У объявляющего пронзительный фальцет, и промежуточное глиссандо с паузой перехватывает дух не только ему, но и мне, не только ему за шиворот вползает холодный ветер с колючими мурашками, но и всем. На нём тоже фрак, но если это тот же чревовещатель, то где его пузо? Нет, не он, но тогда - сколько же у них тут фраков? Но постойте: Сандро Сандрелли. Выскакивает откуда-то сбоку толстый аккордеонист с перекошенной усмешкой физиономией, но грустный. Так и положено, усмешку он заполучил навсегда после первого же инсульта. Ревёт аккордеон, хроматический цирковой марш со щёлочью, и с той же кривой усмешкой между фразами. Вдруг, неожиданно, пауза, минута молчания, в которой плечо явственно ощущает подтягивание мышц на талии Ба...
САНДРО САНДРЕЛЛИ!
И вот, он сам: выходит мерным торжественным шагом, Сандро Сандрелли, человек-глаз, его знают все. Весь в сером, с плечей до талии свисает отглаженными волнами крылатка, из неё растёт вниз туловище, узкие бёдра и ровные, как стрелки на брюках, ноги. Белая бабочка прикрывает кадык, в сияющих чёрных туфлях, словно в свежевымытых калошах, снежные носки. Он выходит на середину сцены, блестя всем, сияя моноклем и славным сабельным ударом пробором, скептической улыбкой и зайчиками на зубах, на лаковых ярко-чёрных волосах и на усах. И рядом с моноклем другой, голый сияющий глаз. Человек-глаз, он напоминает очертаниями свой собственный прямой нос.
Поклонов нет, почти нет и реквизита: только кресло и на противоположной стороне раковинки толстый деревянный щит, выкрашенный чёрной краской. На нём маленькие, с ладошку, блюдечки из белого фаянса. Пять аккуратных кружочков, отмечающих углы невидимого квадрата и его центр.
Он проходит, не ускоряя и не замедляя шага, к креслу и садится в него, как садятся в парикмахерской или в кино, поначалу не глядя в зеркало или на экран. Он садится и, не глядя вниз, не глядя никуда, монокль его неподвижен, сбрасывает туфли.
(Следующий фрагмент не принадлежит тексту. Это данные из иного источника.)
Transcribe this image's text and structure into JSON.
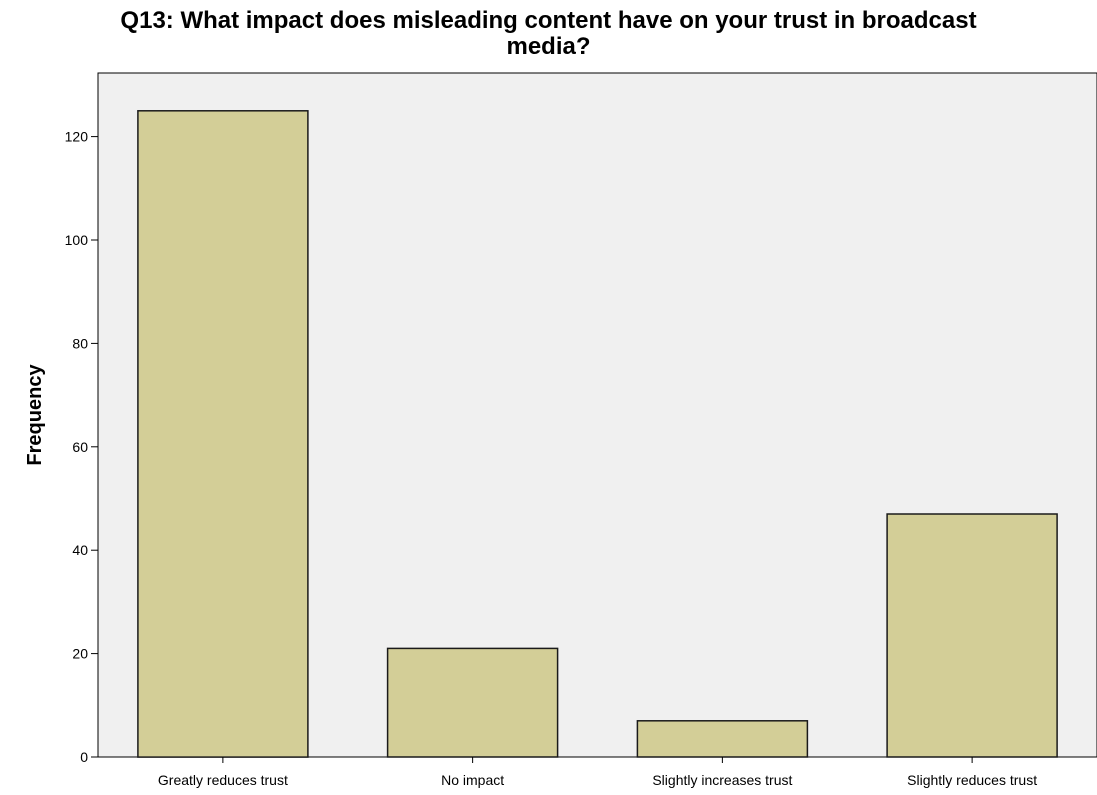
{
  "chart_data": {
    "type": "bar",
    "title_line1": "Q13: What impact does misleading content have on your trust in broadcast",
    "title_line2": "media?",
    "xlabel": "",
    "ylabel": "Frequency",
    "categories": [
      "Greatly reduces trust",
      "No impact",
      "Slightly increases trust",
      "Slightly reduces trust"
    ],
    "values": [
      125,
      21,
      7,
      47
    ],
    "ylim": [
      0,
      130
    ],
    "yticks": [
      0,
      20,
      40,
      60,
      80,
      100,
      120
    ],
    "grid": false,
    "legend": "none",
    "colors": {
      "bar_fill": "#d3ce97",
      "bar_stroke": "#1a1a1a",
      "plot_background": "#f0f0f0",
      "axis": "#000000"
    }
  }
}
Обнажаются сверкающие носки, нет, не носки - перчатки с пальцами, и кажется, с вензелями на подъёме. Точно такая же вышивка, как на наволочках у Ба, только: SS. Похудевший чревовещатель ловко засовывает ему в угол рта папиросу, в тот угол, который, наверное, не улыбается никогда. Не меняя позы сидящего в парикмахерской, человек-пробор поднимает правую ногу и лезет ею под крылатку. В следующий миг он держит пальцами этой ноги расчёску и, склонив набок голову, медленно причёсывается. У меня ноет под ложечкой. Расчёска исчезает там, откуда появилась. На смену ей является коробок спичек. Приходит в движение и вторая нога. Теперь поза ничем не напоминает о парикмахерской, в кресле оказывается существо с многими, мне кажется - с шестью, восемью конечностями, хищно изгибающимися в экзотическом танце: гигантcкий паук. Раскрывается коробок, спичка зажимается между пальцами ноги, вспыхивает, подъезжает к папиросе... Затяжка, клуб дыма, словно выхлопные газы... Всё меняется, не меняется только выражение лица: скептическое.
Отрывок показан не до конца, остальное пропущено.